Reaffirming that the advisory “say-on-pay” vote required by the Dodd-Frank Act cannot be used to attack directors’ executive compensation decisions, the United States District Court for the District of Delaware recently dismissed a derivative complaint brought after a negative say-on-pay vote. The court, applying Delaware law, found that the plaintiff had not pleaded facts sufficient to show that demand would have been futile, or to state a claim upon which relief could be granted. Raul v. Rynd, C.A. No. 11-560-LPS (D. Del. March 14, 2013).

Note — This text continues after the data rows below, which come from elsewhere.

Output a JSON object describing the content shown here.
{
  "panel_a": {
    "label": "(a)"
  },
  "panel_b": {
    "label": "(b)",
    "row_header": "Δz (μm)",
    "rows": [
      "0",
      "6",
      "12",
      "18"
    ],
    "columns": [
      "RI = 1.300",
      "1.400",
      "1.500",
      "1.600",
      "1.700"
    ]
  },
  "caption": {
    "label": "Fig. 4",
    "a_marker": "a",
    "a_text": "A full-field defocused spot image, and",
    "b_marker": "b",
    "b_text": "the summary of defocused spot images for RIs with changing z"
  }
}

The complaint was filed in 2011, and was one of a number of similar lawsuits filed after Dodd-Frank’s requirement for advisory votes on compensation came into effect. The plaintiff challenged the board’s compensation decisions, alleging that increased compensation in a year when the company posted a net operating loss and negative shareholder return violated the company’s pay-for-performance philosophy and rendered the company’s compensation disclosures in its proxy statement misleading. The plaintiff asserted that the negative shareholder advisory vote rebutted the presumption of business judgment surrounding the board’s compensation decisions.
In dismissing the complaint, the court found that the plaintiff “misconstrue[d] the effect of the shareholder vote” and “mischaracterize[d]” the compensation plan, holding that the plaintiff’s allegations based on the advisory vote “fail to recognize the realities of Dodd-Frank” — namely, that the Act “explicitly prohibits construing the shareholder vote as ‘overruling’ the Board’s compensation decision” or altering directors’ fiduciary duties. The court further noted that the plaintiff’s “selective” characterization of the company’s compensation philosophy as “pay for performance” excluded the other goals discussed in the company’s proxy statement.
The Raul decision reinforces the Dodd-Frank Act’s bar on attempts to use the advisory shareholder vote to overrule directors’ business judgment on matters of executive compensation. The decision recognizes that directors should be permitted to determine appropriate compensation for executives in accordance with their company’s overall compensation philosophy — including such motivations as attracting, retaining, and incentivizing executives — without fear that they will be subject to liability should shareholders express disagreement with those judgments through an advisory say-on-pay vote.